IHS Markit’s measure of manufacturing and services dropped to 48.7 this month, falling once again below the 50 level that separates expansion from contraction. The figure was less than February’s reading of 50.4 and defied economists’ predictions for a small improvement.

The euro erased gains to trade little changed at $1.1374 as of 9:17 a.m. in Paris.

French Economy Unexpectedly Contracts After Orders Slow

Demand for new orders fell and work from abroad fell at the fastest pace for nearly three years, with some survey respondents blaming disruption from the by the Yellow Vests protesters and the postponement of Algerian elections. Firms also became less confident in the outlook for business, Markit said.

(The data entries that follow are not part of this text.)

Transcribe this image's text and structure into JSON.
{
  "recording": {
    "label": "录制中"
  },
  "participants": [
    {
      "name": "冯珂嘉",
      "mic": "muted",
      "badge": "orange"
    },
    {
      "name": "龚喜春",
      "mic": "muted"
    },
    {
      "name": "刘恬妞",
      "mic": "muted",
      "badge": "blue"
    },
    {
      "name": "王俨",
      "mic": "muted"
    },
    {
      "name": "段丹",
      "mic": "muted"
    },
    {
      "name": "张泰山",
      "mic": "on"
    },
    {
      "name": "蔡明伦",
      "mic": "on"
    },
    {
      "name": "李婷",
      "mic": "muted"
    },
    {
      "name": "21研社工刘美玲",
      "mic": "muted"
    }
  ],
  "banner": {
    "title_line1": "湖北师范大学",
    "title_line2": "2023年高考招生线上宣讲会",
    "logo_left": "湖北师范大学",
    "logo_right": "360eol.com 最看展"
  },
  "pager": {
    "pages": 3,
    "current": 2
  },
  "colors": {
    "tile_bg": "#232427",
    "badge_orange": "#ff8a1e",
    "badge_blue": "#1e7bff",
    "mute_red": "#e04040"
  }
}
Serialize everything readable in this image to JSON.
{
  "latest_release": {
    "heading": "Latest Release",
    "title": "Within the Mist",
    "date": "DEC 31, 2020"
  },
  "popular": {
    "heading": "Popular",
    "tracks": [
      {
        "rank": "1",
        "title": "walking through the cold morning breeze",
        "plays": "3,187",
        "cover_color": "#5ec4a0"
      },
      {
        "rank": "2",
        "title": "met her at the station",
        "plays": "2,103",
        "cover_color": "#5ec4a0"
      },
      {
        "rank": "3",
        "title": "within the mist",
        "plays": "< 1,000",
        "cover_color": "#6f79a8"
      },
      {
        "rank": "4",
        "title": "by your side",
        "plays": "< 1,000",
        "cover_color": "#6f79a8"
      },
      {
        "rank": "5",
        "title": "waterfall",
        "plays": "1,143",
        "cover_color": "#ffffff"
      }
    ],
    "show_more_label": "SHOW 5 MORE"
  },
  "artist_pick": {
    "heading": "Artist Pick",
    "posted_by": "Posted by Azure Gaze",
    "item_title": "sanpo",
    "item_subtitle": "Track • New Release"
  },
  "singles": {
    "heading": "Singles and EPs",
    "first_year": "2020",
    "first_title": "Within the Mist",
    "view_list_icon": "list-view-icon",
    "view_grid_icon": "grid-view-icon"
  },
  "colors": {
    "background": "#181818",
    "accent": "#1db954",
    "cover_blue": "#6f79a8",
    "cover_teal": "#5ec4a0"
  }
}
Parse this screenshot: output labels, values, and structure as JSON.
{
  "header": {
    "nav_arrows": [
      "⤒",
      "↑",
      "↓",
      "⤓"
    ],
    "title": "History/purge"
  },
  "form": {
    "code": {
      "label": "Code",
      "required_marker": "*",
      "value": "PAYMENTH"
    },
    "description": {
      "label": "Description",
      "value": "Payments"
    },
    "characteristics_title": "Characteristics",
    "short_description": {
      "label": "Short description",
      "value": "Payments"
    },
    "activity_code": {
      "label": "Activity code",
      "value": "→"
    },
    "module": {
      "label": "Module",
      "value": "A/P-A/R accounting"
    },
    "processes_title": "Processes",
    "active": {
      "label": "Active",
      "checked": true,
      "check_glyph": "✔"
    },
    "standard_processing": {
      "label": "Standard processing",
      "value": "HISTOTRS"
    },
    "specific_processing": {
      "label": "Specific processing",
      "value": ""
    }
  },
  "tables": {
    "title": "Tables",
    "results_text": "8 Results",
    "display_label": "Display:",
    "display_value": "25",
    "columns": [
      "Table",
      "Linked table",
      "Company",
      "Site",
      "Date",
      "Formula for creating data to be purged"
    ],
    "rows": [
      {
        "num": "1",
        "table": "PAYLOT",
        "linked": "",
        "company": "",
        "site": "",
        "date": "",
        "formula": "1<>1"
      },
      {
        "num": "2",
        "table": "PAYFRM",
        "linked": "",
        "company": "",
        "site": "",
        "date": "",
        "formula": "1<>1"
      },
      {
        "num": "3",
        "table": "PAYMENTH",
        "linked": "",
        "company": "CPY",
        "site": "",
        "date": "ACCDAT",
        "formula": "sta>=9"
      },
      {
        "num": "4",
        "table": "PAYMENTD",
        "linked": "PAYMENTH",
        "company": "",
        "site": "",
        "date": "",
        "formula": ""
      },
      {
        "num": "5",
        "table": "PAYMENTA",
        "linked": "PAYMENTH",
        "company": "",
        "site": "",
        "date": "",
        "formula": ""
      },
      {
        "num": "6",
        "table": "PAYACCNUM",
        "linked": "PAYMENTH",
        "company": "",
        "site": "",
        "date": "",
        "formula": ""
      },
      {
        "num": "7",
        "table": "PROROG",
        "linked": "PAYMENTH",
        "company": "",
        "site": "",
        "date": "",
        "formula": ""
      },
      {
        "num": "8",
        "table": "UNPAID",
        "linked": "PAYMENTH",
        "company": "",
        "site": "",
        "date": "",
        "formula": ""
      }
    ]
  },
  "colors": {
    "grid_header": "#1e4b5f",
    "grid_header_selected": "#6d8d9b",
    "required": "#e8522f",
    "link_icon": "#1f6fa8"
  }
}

“The French private sector was unable to continue the recovery seen in February,” said Eliot Kerr, an economist at IHS Markit. It “looks fragile, with the latest data consistent with a stagnation of economic growth.”

Earlier this month, the European Central Bank reacted to a softer outlook by delivering a fresh round of monetary stimulus in the forms of new loans for banks and slashing its growth forecast for 2019.

Markit is due to release its readings for the German and euro-area economies later Friday.